И, взяв саквояжик, доктор идет к дверям. Он высокий, и ему приходится наклонить голову, чтобы не задеть двугорбой каракулевой шапкой за верхнюю перекладину дверной коробки.
Андрейке и Анютке сразу стало не до меня — они тут же шмыгнули в дверь за доктором. Они проводят его до двора Терентия. Городской человек, что подаренная игрушка, что забава для сельских ребят.
— Ну вот, сынок, доктор сказал, что рана хорошо заживает, — присаживаясь на краешек полатей, ласково смотрит на меня мать и наклоняется к моему лицу. — Большая рана была…
И мать рассказывает, как красноармеец с кордона принес меня домой без «всякой сознательности», потому что, упав с лошади, я порядочно пролежал на камнях, что много крови потерял…
Я нащупываю руку матери, держу ее, чтоб мать не ушла. Я не думаю ни о ране, ни о боли. Я весь переполнен мамой, в ней суть и значение всего окружающего мира, непостижимого и ослепительного. Мать в доме — я счастлив, мать из дому — пет мне утешения. Часы ожидания — я не живу, они вычеркнуты из жизни. Весь пленительнокрасочный, зеленый мир, полный чудес и тайн, становится пустым, едва мать оставляет меня одного. Я должен постоянно узнавать ее голос, слышать ее шаги, шорох юбки. Мать трогает мои волосы, я чувствую движение ее пальцев, и мне кажется вот–вот сердце мое разорвется от любви к маме. В любви этой — острая и беспомощная детская жалость, беспредельная грусть, неосознанное желание — вырасти, стать сильным, чтоб всегда уметь защитить и порадовать мать…

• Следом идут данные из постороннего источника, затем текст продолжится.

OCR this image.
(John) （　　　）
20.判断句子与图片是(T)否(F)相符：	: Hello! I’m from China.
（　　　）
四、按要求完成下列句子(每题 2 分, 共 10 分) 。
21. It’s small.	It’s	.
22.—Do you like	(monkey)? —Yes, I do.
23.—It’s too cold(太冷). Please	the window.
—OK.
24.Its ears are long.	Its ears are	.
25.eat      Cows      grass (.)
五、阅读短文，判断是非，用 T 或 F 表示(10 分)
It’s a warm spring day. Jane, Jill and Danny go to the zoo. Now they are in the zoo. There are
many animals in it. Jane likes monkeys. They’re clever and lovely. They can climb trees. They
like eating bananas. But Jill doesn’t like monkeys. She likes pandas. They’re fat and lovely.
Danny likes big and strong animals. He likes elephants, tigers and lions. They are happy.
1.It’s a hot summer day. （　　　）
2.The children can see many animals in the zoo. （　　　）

Дабы я имел представление о размере моей раны, мать говорит, что «целый носовой платок влез в нее». Она показывает мне этот красноармейский носовой платок — он похож на комок спекшейся крови. «Постираю и отнесу красноармейцу, который тебя подобрал на обрыве. Как грудного, на руках домой тебя принес». Пальцы матери еще судорожней перебирают мои волосы, на мою щеку падает горячая материнская слеза.